A dix-sept heures, je prends mon sac, je dis au revoir aux collègues et je me mets en chemin. Je n'habite pas loin de l'école, je fais tout à pied. C'est pratique, mais je dois traverser un quartier un peu alambiqué, fait de rues à escaliers, parce que le sol est en pente. Heureusement, je suis encore un peu sportive, mais quand je suis très chargée, à cause du matériel de mes activités en sciences, par exemple, c'est assez contrariant. Il y a aussi un coin que je n'aime particulièrement pas, parce que je vois des mecs louches y traîner parfois. C'est un renfoncement sous un escalier pour piétons, où des fumeurs de choses variées se réunissent pour passer le temps. Normalement, il devrait y avoir des poubelles, mais elles ont brulé tellement de fois que la Mairie ne veut plus en entendre parler. Alors, ça squatte sévère. Je n'aime pas descendre l'escalier en béton et recevoir toutes ces fumées qui montent, ça me fait tousser. Je n'aime pas non plus être une femme seule en terrain découvert quand il y a plusieurs hommes oisifs en embuscade. Je fais toujours attention en passant par-là, et je suis toujours préparée à passer un sale quart d'heure. Ce soir-là, il n'y a qu'un seul homme, avec un sweatshirt à capuche gris. Il lève soudain la tête.

- Psst, Fetnat !

Je reconnais la voix de Damien. Je fais exprès de ne pas montrer ma surprise, il ne manquerait plus qu'il me siffle et que j'accoure. Quand j'arrive en bas de l'escalier, je le regarde, hallucinée. Lui qui est toujours habillé bon chic bon genre, il est en jogging et sweat à capuche, et ses baskets apprécieraient de passer à la machine. Il découvre sa tête quand j'arrive face à lui ; il a l'air nerveux.

- Qu'est-ce qu'il y a ?

Pour être honnête, je ne suis pas curieuse pour ce genre de choses, mais je demande par politesse.

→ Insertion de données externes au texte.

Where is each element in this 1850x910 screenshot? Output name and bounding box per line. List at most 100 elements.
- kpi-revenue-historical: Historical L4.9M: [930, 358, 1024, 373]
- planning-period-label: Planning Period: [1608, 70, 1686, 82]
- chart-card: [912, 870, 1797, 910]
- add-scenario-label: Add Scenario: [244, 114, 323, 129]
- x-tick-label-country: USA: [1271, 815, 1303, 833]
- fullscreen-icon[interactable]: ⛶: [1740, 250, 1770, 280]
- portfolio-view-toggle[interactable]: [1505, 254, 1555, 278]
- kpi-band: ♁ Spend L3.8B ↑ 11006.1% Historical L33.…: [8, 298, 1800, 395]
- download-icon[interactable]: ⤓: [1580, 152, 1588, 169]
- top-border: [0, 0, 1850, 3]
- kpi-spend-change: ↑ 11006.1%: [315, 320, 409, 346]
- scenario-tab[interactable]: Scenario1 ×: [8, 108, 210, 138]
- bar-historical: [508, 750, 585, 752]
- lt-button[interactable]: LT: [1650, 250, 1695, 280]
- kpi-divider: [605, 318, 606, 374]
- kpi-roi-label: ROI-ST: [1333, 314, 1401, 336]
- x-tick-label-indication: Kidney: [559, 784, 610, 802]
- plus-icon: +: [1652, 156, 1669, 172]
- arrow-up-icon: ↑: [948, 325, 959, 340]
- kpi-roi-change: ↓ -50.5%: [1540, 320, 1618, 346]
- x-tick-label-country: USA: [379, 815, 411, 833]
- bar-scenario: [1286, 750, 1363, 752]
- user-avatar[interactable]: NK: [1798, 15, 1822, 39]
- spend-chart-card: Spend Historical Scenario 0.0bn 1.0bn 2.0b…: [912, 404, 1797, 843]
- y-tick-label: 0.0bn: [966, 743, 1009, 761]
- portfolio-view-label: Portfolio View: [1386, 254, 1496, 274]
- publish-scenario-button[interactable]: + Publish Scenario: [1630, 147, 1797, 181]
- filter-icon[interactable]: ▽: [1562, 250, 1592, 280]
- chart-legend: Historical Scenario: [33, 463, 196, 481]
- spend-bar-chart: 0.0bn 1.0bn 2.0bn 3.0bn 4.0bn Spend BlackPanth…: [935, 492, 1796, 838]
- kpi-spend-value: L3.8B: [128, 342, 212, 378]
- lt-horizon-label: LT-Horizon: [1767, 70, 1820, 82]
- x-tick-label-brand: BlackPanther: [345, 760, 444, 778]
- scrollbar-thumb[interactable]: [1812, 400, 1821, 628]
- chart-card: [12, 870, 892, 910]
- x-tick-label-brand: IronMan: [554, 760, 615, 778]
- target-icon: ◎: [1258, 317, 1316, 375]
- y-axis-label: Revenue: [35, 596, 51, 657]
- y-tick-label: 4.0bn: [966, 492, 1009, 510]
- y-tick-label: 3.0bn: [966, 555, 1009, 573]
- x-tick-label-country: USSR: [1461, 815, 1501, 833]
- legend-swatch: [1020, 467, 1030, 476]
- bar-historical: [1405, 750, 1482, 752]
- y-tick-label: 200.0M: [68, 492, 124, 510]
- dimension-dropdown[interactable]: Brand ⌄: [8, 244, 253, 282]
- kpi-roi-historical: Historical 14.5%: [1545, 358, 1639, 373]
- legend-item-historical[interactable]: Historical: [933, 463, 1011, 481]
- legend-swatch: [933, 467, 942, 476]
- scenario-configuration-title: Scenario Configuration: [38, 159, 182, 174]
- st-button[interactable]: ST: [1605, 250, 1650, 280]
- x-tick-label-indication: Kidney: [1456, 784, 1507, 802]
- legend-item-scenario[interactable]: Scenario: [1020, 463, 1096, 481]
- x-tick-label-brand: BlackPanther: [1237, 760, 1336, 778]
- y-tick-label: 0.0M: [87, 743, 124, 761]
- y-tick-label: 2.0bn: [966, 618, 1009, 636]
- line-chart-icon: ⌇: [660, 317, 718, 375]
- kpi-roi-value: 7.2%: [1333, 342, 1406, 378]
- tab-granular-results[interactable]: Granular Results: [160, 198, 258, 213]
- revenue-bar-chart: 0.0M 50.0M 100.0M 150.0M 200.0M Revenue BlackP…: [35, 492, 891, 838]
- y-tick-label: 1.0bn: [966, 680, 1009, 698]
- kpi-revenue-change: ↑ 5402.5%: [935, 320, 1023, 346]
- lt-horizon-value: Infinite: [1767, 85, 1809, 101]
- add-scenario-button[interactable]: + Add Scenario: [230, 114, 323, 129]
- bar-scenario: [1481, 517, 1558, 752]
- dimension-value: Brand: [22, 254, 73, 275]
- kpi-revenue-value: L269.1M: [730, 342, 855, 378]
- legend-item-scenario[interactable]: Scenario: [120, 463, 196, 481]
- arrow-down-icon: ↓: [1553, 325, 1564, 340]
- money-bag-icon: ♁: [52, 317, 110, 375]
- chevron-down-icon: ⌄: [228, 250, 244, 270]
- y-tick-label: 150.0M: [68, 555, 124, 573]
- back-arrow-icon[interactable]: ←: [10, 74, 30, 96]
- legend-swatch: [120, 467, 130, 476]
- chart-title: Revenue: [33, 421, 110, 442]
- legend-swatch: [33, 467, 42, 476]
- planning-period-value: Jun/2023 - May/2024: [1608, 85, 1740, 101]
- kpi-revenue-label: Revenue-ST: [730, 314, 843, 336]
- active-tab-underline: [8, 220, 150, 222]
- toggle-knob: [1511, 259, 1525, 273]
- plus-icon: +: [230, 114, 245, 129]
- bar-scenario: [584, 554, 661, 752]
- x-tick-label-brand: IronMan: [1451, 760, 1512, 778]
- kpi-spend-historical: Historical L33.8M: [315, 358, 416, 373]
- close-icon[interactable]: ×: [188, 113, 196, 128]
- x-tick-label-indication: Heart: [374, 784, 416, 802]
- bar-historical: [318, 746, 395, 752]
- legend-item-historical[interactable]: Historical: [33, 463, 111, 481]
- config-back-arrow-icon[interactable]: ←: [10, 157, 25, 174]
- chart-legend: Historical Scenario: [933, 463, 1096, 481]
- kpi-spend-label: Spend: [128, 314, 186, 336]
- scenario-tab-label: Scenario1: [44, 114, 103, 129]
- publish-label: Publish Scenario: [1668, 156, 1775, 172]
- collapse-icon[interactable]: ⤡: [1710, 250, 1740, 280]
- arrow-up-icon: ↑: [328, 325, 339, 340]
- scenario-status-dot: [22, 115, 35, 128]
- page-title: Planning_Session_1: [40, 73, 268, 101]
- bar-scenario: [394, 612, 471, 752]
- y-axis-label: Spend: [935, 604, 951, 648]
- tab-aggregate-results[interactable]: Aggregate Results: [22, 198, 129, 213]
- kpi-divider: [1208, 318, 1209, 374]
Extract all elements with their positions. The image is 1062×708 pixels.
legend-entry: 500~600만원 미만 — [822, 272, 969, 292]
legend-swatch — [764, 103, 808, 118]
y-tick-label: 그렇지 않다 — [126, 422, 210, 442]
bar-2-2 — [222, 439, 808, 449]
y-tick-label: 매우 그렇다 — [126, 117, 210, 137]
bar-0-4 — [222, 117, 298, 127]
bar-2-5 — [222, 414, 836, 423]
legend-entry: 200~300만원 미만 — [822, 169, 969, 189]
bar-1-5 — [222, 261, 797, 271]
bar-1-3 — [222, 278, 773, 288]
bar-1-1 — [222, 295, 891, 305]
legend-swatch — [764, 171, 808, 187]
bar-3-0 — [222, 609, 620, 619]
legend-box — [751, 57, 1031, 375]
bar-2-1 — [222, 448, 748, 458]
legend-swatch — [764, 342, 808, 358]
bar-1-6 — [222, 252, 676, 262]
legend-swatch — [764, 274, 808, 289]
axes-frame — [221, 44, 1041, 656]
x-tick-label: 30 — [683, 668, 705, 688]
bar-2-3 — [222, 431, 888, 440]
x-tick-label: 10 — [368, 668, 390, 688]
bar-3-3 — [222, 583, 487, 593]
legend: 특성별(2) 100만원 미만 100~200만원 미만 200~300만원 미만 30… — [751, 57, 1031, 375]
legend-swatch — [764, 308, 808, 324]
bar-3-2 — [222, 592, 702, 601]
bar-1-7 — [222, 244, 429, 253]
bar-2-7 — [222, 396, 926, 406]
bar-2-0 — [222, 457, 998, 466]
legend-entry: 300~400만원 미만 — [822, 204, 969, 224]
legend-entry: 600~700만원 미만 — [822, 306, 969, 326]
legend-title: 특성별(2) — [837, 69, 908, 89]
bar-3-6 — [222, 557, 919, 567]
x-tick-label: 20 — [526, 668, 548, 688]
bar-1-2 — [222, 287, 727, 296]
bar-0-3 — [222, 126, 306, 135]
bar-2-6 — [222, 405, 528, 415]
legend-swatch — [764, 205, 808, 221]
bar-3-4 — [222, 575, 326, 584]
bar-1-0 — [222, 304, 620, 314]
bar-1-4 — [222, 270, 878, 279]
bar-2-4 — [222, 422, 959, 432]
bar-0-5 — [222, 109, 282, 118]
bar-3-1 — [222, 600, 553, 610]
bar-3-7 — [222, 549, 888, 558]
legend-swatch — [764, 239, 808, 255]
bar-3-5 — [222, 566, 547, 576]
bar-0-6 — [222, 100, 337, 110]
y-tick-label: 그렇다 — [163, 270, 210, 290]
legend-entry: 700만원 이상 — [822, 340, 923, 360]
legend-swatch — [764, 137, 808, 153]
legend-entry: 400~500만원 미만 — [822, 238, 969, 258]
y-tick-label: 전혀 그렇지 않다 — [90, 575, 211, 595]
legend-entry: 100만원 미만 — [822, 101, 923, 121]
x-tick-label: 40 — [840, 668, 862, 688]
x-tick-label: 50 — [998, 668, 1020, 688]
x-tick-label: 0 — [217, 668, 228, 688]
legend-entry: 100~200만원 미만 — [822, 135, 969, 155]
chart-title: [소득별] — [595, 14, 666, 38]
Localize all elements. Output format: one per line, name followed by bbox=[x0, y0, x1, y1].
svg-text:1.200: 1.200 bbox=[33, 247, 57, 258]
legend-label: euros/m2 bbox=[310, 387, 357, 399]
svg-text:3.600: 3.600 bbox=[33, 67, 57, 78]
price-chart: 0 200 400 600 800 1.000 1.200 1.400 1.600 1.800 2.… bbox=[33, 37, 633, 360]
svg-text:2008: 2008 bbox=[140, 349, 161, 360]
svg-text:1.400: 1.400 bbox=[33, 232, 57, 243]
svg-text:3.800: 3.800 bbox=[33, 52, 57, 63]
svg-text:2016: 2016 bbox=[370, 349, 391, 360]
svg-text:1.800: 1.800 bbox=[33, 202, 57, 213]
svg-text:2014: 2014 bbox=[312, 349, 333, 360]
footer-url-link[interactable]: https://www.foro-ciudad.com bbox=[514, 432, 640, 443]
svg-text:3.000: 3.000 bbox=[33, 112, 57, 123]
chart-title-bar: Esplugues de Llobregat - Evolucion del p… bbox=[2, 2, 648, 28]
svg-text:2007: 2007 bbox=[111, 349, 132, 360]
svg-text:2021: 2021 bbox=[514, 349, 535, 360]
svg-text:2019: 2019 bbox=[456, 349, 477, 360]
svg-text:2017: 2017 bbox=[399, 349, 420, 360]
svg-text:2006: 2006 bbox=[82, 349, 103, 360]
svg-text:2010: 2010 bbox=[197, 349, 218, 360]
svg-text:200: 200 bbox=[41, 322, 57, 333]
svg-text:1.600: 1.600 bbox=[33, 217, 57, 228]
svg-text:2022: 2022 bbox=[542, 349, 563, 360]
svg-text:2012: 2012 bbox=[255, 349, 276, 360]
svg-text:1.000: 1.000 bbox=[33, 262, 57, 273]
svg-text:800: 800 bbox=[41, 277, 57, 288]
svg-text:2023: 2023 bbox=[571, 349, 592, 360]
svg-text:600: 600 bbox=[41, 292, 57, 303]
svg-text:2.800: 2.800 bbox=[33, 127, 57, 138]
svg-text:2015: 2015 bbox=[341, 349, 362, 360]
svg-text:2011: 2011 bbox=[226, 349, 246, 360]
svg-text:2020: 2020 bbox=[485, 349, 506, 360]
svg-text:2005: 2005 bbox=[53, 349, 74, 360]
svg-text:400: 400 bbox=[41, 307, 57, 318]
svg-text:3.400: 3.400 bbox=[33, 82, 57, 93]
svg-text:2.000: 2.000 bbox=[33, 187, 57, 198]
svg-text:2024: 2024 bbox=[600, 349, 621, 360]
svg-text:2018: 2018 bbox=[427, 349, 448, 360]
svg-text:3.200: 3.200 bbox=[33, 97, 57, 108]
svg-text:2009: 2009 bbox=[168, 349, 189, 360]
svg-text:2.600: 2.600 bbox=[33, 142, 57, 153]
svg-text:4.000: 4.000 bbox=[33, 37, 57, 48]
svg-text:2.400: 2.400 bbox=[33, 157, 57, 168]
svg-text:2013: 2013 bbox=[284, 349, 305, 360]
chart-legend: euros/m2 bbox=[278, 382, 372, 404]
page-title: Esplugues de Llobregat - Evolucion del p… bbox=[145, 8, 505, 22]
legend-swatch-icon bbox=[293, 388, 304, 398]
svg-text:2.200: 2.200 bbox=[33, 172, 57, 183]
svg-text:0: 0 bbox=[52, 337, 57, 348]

- Comment ça, qu'est-ce qu'il y a ? dit-il, l'air catastrophé. Tu n'es pas au courant ? Des élèves du collège ont écrit des fanfics sur nous deux. C'est détaillé, c'est cru, c'est renseigné, c'est insupportable !

Je ne l'avais jamais vu perdre son sang-froid comme ça, c'est fascinant à observer. Son regard est fuyant.

- Renseigné, comment ?

- Elles ont nos adresses, les heures d'allées et venues au collège, tout ! C'est ultra réaliste.

Je regarde autour de moi, un peu inquiète.

- Sans blague ?

Il hoche la tête.

- Tu vois ce que je veux dire ?

Je réfléchis un peu, puis je hausse les épaules.

- Elles peuvent me suivre autant qu'elles veulent. Je n'ai pas une vie trépidante, elles vont s'ennuyer.

Ses yeux s'écarquillent.

- Ça ne te choque pas plus que ça, qu'elles écrivent de telles choses sur toi ? C'est quasiment du porno !

Pfff, il l'a lu, j'y crois pas ! C'est la dernière chose à faire. Il ne faut pas lire ce torchon, c'est évident.

- C'est à cause de ça que tu as quitté le collège plus tôt aujourd'hui ?

Il hoche la tête rapidement.

- C'est vraiment gênant.

- Bah, ce ne sont que des fantasmes de gamines...

Je me prépare à mettre un terme à cette conversation, et finir mon trajet tranquillement jusque chez moi. Il est clairement trop ému par ce qu'il a lu pour comprendre mon attitude détachée. Je tourne les talons, mais il me retient par le bras. Je ne peux pas m'empêcher de constater que c'est la première fois qu'il fait ça.

- Ce n'est pas ce qu'elles ont écrit qui me dérange le plus, dit-il sur un ton un peu bizarre.

Quelque chose ne va pas, je le sens. Je lui fais face à nouveau, il me tient toujours par le bras.

- C'est l'effet que ça a sur moi.

Son regard est intense, je commence à comprendre ce qu'il essaie de me dire. Et là, c'est la panique. Je repense à toutes les fois où j'ai évité les ragots, les potins, les commérages, les chagrins d'ados, etc. J'avais tout évité avec soin, toujours sur le qui-vive. Et là, Damien me tient par le bras et me dit à mots couverts que des gamines le font tourner en bourrique? Hors de question qu'il m'entraîne dans sa chute. Je m'écarte, je libère mon bras.

- Après tout ce que j'ai lu, dit-il en baissant la tête, je n'arrive pas à me concentrer. J'ai des images...

- Ecoute, ça va passer, c'est juste tout frais.

Il me regarde bizarrement, remet sa capuche et tourne soudain les talons. Je rentre chez moi en vitesse.